The African Origins of Modern Judaism explores the diverse and cosmopolitan make-up of Jewry: Falashim, Sephardim, Ashknezim, the Bene Israel of India, and even Chinese Hebrews (as eclectic as that may sound). A multitude of surprises await the reader as they read this out-of-print book.
In the introduction, Prof. Malcioln states, "Ethnocentricism and xenophobia are forms of prejudice which cause certain scholars to become blind to historical or inclined to falsify them deliberately." In his thesis he proves emphatically that this has been the case in the dictation and presentation of Hebrew history. His most revolutionary assertion is re-designating the so-called "Middle East" as Northeast Africa which challenges the reader's entire conception and understanding of the ethnic identites and appearances of the Hebrew peoples.

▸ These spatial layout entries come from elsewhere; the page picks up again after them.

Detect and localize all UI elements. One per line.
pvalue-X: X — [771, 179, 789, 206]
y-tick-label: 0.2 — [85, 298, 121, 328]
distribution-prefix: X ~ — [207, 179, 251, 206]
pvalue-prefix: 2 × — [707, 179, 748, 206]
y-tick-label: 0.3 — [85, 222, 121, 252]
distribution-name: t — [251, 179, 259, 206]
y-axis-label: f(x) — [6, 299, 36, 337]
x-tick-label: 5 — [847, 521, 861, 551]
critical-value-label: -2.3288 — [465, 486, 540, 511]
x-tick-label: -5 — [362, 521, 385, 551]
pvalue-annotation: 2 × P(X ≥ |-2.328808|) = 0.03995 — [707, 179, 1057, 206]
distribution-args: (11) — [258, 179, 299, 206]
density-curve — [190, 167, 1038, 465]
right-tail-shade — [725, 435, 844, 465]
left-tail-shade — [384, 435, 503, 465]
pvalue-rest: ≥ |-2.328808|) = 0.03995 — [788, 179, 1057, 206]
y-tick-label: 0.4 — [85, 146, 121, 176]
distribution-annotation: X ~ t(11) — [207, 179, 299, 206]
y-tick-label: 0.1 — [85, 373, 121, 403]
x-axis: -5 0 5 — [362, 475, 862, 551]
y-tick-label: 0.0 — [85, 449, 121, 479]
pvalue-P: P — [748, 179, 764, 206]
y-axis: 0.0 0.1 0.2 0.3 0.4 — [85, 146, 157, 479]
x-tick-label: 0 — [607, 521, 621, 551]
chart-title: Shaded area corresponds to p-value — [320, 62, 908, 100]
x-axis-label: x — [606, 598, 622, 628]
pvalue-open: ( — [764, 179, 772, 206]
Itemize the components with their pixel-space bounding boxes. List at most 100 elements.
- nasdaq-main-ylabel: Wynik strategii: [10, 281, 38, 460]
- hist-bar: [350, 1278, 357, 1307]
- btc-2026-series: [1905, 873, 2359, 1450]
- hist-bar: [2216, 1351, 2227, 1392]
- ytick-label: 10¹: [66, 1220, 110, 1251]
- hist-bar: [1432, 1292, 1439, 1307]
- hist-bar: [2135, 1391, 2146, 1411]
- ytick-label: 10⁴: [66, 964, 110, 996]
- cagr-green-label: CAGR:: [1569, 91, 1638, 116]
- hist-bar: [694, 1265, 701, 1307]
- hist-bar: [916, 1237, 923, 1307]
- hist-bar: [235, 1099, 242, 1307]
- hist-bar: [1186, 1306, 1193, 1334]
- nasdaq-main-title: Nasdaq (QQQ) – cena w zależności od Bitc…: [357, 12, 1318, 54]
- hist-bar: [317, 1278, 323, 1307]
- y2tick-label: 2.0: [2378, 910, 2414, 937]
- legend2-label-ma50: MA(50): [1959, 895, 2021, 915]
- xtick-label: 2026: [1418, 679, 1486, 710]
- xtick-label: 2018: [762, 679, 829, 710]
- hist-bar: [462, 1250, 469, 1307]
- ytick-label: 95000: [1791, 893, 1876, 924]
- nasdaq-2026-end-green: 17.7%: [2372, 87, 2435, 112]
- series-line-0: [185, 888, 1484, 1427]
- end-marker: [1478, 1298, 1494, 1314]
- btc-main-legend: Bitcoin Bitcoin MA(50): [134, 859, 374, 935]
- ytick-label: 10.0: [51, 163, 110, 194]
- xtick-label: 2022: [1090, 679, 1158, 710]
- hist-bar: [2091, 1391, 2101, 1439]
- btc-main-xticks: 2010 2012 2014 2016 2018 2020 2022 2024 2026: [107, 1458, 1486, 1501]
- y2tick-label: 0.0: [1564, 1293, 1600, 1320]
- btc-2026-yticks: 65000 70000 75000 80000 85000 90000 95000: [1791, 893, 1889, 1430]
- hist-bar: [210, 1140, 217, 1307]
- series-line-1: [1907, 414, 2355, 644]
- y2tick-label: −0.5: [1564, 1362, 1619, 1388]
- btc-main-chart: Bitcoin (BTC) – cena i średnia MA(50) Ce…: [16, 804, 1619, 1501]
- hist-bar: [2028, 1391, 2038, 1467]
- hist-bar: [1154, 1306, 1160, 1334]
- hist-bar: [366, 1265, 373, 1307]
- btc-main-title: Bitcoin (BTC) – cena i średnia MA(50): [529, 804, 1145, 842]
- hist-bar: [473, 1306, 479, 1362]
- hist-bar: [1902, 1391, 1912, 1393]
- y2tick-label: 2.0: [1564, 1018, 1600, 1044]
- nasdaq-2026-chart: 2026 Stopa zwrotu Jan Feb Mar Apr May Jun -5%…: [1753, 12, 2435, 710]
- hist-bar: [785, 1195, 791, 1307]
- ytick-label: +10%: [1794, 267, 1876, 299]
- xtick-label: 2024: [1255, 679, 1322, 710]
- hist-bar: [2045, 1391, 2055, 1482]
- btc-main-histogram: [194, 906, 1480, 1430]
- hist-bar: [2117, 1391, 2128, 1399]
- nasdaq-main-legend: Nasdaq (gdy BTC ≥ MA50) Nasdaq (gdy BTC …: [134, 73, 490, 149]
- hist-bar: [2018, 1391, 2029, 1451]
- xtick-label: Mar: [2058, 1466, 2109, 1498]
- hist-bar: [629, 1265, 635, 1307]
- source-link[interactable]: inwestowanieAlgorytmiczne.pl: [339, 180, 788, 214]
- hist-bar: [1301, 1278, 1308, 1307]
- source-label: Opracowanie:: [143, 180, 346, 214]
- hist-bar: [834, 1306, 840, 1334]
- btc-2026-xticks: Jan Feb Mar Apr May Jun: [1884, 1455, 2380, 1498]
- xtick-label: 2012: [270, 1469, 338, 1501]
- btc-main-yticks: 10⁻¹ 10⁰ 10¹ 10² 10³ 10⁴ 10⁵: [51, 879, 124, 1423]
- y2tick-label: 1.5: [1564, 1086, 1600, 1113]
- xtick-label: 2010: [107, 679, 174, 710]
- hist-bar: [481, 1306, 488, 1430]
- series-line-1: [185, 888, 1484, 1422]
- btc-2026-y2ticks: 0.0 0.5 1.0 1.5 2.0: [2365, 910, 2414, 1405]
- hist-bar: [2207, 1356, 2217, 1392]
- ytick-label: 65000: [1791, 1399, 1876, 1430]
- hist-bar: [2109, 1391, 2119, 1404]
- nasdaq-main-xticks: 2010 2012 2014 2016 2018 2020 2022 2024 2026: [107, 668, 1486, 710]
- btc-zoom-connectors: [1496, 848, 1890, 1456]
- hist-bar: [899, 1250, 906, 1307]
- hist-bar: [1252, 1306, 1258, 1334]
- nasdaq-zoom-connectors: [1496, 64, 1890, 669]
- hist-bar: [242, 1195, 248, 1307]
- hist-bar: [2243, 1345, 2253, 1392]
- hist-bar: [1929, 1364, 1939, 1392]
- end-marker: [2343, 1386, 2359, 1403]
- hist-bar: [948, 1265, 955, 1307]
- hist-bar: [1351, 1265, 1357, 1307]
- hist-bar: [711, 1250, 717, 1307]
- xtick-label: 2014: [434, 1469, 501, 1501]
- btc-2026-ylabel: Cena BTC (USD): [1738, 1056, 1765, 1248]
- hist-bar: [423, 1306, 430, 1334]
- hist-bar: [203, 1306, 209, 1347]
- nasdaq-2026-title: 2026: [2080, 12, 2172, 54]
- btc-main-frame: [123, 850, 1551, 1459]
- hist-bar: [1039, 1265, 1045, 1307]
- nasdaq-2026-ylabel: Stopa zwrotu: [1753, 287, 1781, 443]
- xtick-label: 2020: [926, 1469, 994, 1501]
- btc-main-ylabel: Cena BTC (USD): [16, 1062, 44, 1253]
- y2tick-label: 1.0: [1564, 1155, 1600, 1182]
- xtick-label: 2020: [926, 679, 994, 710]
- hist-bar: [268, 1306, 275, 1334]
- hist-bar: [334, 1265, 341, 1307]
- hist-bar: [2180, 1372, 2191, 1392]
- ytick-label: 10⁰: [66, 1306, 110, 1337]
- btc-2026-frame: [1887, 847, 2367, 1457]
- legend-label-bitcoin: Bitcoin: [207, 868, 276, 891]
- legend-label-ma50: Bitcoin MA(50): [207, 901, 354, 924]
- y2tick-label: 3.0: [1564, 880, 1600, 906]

He even cuts through religious taboos by assserting that Jesus ("Yeshua" in Hebrew) was in fact black. Additionally we discover that Hebrew for instance is an African language whose foundational linguistic roots are found in ancient Cushitic, the language of Cush, which is present-day Ethiopia. It was this revelation that this reviewer took the undertaking of studying Hebrew and further exploring his Jewish roots.
Malcioln also delves into sex and race issues, reminiscent of the work of J.A. Rogers. He essentially hold to the fact that over time one's ancestors can literally change from one "color" (black) to another (white) through the process of amalgamation with other "races."
In this book, the reader also learns that the other two major religions Christianity and Islam are in fact African in origin. It is interesting to note that Christianity became Arianized at the proceedings of the Council of Nicea in the year 325 AD.
Malcioln also shares another interesting idea that "All Hebrews are Jews but not all Jews are Hebrews." In short, all Hebrews by virtue of coming from Palestine (from their remotest beginnings) are Jews as coming out of Judea but "Jews" are not "Hebrews" because they have no direct descent from Abraham, Isaac, and Jacob (the Patriarchs). He speaking in particular of the Ashknazim, the dominant Jewish group,in terms of power, today. The Ashkenazim are in fact converts whose ancestors are Khazars. Malcioln also scales back the mask on the condescending conceptual nature of "Jewishness."
Malcioln gives a rather telling synopsis of the kingdom of Cush and his knowledge of ancient and current history provides a wonderfully lush context in which he develops his thesis on the existence and originality of the African Hebrews and their influence on modern Judaism, Christianity, and Islam. The author also draws a striking differentiation between "Asia Minor" of which the Bible student is most familiar and "Asia Major", which does not even make it into the lexicon of contemporary Biblical and historical discourse. Asia Major is the continent of Africa. This sheds more light on Herbert Wendt's observation that “All indications point to the fact that Asia was the cradle of the Black race.” Malcioln also shares that one of Africa's ancient names was Monomotapa.
And lastly, Malcioln leaves us with some rather revealing information, "It is true that the Hebrews came from Spain and Portugal in the 1490s, but the Hebrews also left Nethardea and Palestine in 425 B.C. and as late as 70 A.D. Some left this Northeast African port and headed for Libya, Egypt, Ethiopia, and other parts of Africa, while others went to Europe or the vicinity nearby Africa called called Portugal and Spain, as well as hillside France near the Pyrenees...With only three tribal designations: Falashim, Sephardim, and Ashkenazim, those Hebrews or Jews who are not Falashim or Ashkenazim must be Sephardim." (pp. 396-7) So we must say that the Black Hebrews in the United States are in fact Sephardic based on the numerical and ethnological breakdown.